Even if you do bother, who will you marry? Look at sitcoms how the husband/father is routinely the butt of all jokes and made to look like a doofus. The culture simply does not produce women who will respect and appreciate a man for doing what the author of this article claims to like about breaking bad: Which is manning up and taking care of his family.

Perhaps that is in part because so many women work today. Perhaps it’s partially due to feminism telling both sexes men and women are essentially the same. Whatever the cause, a man who provides for his family isn’t give the respect/status that his father and grandfather received. And that is not my opinion, that is Charles Murray’s opinion from his book Coming Apart.

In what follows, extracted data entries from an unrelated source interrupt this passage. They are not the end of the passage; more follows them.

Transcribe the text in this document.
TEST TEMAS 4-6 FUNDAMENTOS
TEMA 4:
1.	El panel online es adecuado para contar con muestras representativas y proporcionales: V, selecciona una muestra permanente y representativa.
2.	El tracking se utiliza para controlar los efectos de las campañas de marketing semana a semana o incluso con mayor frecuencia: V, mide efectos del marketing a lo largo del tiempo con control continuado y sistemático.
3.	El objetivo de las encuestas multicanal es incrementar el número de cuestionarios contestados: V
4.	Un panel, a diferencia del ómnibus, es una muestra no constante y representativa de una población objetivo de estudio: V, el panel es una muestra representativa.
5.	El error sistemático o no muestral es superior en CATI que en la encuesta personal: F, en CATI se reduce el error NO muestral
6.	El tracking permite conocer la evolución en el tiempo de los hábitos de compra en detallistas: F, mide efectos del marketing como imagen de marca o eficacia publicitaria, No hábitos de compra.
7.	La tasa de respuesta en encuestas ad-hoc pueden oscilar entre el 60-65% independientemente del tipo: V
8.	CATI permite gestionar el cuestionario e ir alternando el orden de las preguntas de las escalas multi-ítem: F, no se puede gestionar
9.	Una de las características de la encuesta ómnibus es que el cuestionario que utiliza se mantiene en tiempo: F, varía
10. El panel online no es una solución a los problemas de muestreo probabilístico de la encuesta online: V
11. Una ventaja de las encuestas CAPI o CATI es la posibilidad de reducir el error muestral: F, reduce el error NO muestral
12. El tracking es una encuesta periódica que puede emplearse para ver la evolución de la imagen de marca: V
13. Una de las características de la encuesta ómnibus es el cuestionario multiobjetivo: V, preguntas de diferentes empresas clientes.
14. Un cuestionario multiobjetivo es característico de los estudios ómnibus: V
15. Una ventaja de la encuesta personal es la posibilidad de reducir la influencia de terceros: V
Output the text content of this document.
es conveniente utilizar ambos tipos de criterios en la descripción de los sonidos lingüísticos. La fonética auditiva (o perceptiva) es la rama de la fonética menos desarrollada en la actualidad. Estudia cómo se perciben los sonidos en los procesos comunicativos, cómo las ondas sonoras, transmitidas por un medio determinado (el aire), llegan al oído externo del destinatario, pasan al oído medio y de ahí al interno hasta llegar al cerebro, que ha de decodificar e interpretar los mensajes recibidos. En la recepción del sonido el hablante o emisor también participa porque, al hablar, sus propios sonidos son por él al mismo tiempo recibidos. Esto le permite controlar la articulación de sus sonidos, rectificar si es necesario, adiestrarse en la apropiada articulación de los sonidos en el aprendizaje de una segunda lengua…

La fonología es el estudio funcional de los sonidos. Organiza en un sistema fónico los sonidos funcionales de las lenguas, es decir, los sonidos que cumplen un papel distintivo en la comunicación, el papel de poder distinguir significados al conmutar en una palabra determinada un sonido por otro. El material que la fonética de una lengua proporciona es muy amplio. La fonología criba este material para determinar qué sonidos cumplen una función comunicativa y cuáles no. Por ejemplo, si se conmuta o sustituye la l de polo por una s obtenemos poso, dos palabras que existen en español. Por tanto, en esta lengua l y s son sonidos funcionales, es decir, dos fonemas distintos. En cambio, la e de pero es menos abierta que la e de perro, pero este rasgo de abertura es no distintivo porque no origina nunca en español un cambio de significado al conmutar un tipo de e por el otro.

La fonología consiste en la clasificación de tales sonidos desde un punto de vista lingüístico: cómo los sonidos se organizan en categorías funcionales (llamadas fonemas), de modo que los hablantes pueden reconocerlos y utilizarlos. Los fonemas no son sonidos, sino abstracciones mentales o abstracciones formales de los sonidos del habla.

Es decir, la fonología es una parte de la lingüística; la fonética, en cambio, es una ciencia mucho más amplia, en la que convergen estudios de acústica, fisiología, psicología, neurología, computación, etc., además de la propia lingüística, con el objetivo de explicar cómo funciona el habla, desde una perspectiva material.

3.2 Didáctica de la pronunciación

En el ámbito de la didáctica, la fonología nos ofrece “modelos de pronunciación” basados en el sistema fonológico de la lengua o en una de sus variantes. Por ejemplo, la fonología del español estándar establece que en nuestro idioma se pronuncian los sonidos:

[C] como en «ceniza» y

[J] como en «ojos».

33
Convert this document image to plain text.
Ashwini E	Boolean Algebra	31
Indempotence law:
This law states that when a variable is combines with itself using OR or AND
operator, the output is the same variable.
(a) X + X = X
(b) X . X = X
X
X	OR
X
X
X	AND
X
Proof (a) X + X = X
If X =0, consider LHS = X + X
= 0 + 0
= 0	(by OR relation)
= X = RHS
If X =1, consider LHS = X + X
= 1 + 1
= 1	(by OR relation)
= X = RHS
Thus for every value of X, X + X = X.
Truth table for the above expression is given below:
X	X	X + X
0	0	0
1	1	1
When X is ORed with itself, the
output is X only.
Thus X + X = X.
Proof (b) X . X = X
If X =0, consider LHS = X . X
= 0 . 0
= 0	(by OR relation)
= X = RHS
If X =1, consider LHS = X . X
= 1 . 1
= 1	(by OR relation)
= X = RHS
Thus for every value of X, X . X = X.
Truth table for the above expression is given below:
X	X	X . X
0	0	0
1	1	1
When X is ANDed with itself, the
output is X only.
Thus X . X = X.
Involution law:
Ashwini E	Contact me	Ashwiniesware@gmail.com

So today men get less respect for their role as breadwinner. Assuming he even earns more than his wife. Add on the real possibility that any day your wife can decided without your consent that she is divorcing you, for any reason whatsoever, then you find the risk side of marriage has increased dramatically. I might not be the sharpest knife in the drawer, but less reward and more risk means fewer men will “man up” as the author laments.

Why should me care when

Why should me care when things are so stacked against them is a darn good answer!

The article mentions the school systems too. Mostly in the context of failing the males in their methodology. I would say that the current school systems and their methodologies fail ALL of their students, male or female. And the example are so numerous that it doesn’t even need to be pointed out. Anyone who has a child or grand-child knows this quite well.

Well, why should men care

Well, why should men care about that when we keep getting told we are superfluous? Why should we bother, when women have become so good at safeguarding their own prosperity, with the help of the court system?